Zuko didn’t need to turn around. He knew that voice better than anyone. “Hello, Azula.”
She never took kindly to being ignored in their youth, and this hadn’t changed much in their old age. She strode up to him, right into his light of sight. The years hadn’t treated her too badly. And like Toph, she could still perform some impressive bending when she put her mind to it. Zuko would never have gone so far as to say their relationship had been fully mended. But after everything they had been through together, after Azula’s brushes with insanity, and her eventual return to their family, he liked to think they at least were on the level of listening to what the other had to say.
“I have to say, these mover things,” she said. “Not a fan. I prefer the real deal.”
“Live theater?” Zuko asked.
“Exactly. When the actors perform badly there, I can set them on fire.”
“You’ve always had a way with words.”
They smiled at each other. Azula wasn’t Azula if a conversation with her didn’t involve some threat of murder or arson.
“All kidding aside, though,” Zuko said. “Why are you really here?”

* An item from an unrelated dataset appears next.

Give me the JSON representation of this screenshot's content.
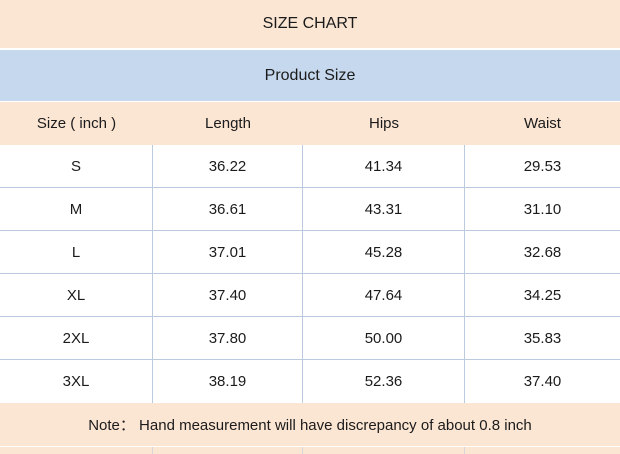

The smile faded from her face. “Because I need to be. Because your daughter has already been having discussions with that nincompoop Wu. Because she plans to divide our great country and reduce the royal family’s power to almost nothing.”
Zuko sighed. This was not the first time Azula had voiced this concern. Nor, he feared, would it be the last.
“Whatever Izumi does with her power, I’m hardly in a position to argue against it,” he said. “And anyway, that’s all speculation. Everything I’ve seen points to her plans to pass the crown to Iroh.”
“Hmph. The only one who could be worse,” Azula spat. “You’re so busy tending to what all the other nations think of us, you’ve lost focus of what’s going on right at home. Iroh has spent half his life living outside the Fire Nation. People in Republic City might love him, but no one here does.”
“You said the same thing when Izumi came into power.” He raised his hands in mock surrender. “‘Oh, no! Beware, brother! Putting a nonbender on the throne will mean chaos in the streets!'”
“And I admitted I was wrong, didn’t I? I mean, I’m arguing that Iroh’s nonbending sister should take the throne instead of him. You should be proud of me, Zuzu. I’ve become quite the progressive thinker.”
Zuko groaned. He never did stop hating that nickname, and Azula never did stop using it. Some things never changed.
“We have to trust Izumi’s judgment,” he said. “That’s all we can do.”
Azula laughed. “Zuzu, if I spent my whole life trusting others’ judgment, I’m pretty sure we both would’ve died several times over by now.”
Zuko made no response to her comment, and seeing she wasn’t getting anywhere further with him, she let out an exasperated sigh and turned to leave. “Well, whichever. Just don’t say I didn’t warn you.”